Lors de l'audience, divers témoins ont insisté sur le caractère arbitraire des accusations et des arrestations. Tant et si bien, que le procureur lui-même a convenu que les délits de vol et violence ne tenaient pas et s'est contenté de demander une amende symbolique pour la violation de domicile qu'aurait constitué l'occupation. Les avocat-e-s des inculpé-e-s se sont donc attaché-e-s à démontrer que même la « violation de domicile » ne pouvait être retenue dans
le cadre de l'occupation d'une institution ouverte au public. Maître Clémang, l'une des trois avocat-e-s, est par ailleurs revenue en détail sur la répression des militant-e-s politiques et les abus des Droits de l'Homme au Mexique, en s'appuyant notamment sur les récents rapports d'Amnesty International. Le délibéré sera rendu le 10 juillet.
Retour sur l'action
Rappelons que l'action incriminée s'était déroulée le 1ier septembre 2006, en marge des rencontres de l'Action Mondiale des Peuples qui rassemblait à Dijon des centaines de militant-e-s de divers pays européens. Elle visait à montrer une solidarité vis-à-vis des luttes à Oaxaca, région du Mexique autogérée pendant quelques mois par une assemblée populaire, dans le cadre d'un soulèvement massif visant entre autre à chasser le gouverneur tyrannique de la région.
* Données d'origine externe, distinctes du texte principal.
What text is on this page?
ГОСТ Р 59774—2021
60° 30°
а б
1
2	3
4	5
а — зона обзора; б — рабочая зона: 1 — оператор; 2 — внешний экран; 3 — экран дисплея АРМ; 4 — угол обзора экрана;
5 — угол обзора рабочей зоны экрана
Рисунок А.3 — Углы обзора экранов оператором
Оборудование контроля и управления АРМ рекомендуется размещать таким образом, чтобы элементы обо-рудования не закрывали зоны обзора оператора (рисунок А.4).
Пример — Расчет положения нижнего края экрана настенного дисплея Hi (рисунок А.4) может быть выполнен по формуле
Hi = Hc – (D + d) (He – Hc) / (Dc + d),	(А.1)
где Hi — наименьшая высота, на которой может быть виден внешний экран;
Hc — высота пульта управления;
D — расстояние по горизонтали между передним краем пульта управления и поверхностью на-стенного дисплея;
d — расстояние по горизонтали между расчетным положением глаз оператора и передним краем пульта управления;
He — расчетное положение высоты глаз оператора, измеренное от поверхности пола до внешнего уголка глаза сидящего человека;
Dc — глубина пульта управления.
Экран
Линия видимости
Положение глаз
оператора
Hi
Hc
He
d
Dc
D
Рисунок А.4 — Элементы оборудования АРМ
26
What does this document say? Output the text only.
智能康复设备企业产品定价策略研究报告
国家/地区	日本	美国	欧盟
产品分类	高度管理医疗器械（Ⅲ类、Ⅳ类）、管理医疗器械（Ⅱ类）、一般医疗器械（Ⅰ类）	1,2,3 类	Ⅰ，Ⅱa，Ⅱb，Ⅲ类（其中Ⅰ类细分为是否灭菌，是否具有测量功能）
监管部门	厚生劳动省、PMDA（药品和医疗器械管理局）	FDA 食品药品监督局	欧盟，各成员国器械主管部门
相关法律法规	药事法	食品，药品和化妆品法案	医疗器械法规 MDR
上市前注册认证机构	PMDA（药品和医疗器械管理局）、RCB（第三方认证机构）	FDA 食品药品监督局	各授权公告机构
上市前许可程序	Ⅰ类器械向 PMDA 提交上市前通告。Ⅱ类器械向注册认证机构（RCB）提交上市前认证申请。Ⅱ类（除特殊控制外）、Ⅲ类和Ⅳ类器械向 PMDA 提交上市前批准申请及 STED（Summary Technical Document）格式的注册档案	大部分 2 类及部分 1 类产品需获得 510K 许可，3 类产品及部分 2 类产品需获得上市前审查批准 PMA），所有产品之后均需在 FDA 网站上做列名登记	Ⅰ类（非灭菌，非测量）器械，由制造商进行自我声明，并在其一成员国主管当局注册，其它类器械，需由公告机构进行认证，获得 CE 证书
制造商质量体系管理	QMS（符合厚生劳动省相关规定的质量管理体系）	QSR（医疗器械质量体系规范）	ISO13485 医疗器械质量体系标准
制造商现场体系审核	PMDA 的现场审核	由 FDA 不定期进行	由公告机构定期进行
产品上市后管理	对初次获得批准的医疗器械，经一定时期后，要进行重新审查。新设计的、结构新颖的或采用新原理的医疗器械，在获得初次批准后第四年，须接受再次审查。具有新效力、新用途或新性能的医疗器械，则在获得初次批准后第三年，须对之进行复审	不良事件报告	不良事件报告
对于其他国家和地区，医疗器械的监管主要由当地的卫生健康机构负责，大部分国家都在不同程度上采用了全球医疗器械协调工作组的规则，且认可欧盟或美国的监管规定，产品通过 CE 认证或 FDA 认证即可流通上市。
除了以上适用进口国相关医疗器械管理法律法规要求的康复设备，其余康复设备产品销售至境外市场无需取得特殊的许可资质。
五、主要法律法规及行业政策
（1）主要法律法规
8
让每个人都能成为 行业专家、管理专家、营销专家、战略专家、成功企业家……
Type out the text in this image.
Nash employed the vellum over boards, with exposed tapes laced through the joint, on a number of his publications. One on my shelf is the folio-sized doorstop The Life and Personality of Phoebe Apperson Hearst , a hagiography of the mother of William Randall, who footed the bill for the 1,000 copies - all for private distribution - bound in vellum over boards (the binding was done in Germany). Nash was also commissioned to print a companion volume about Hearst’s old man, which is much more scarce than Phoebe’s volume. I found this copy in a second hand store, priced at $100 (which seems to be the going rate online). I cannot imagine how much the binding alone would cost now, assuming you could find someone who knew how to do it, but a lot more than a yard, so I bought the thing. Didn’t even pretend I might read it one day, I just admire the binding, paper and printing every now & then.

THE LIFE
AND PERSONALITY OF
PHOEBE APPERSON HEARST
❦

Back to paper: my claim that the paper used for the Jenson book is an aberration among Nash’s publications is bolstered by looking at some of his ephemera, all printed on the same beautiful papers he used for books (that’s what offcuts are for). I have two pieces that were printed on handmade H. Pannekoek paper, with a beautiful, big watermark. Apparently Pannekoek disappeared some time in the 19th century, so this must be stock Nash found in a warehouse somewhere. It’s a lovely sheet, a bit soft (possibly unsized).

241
Les occupant-e-s voulaient dénoncer la répression sur place, et demandaient à ce qu'un communiqué de protestation soit envoyé à l'ambassade, ainsi qu'à l'état mexicain depuis le consulat.
Après des arrestations sélectives, à la couleur de peau notamment, et une garde à vue de quelques heures, six personnes ont été poursuivies sur différents
motifs (« violation de domicile », « vol aggravé » avec violences et en réunion) avec la volonté de criminaliser une simple occupation.
Les inculpé-e-s et le comité de soutien ont décidé d'appeler à un rassemblement devant le tribunal lors du procès, afin de ne pas laisser passer cette menace
sur les actions de solidarité, et plus spécifiquement les occupations. Ils et elles souhaitent par ailleurs continuer à visibiliser les luttes sociales au Mexique, mais aussi la répression terrible qui continue à sévir à Oaxaca depuis le soulèvement de l'an dernier.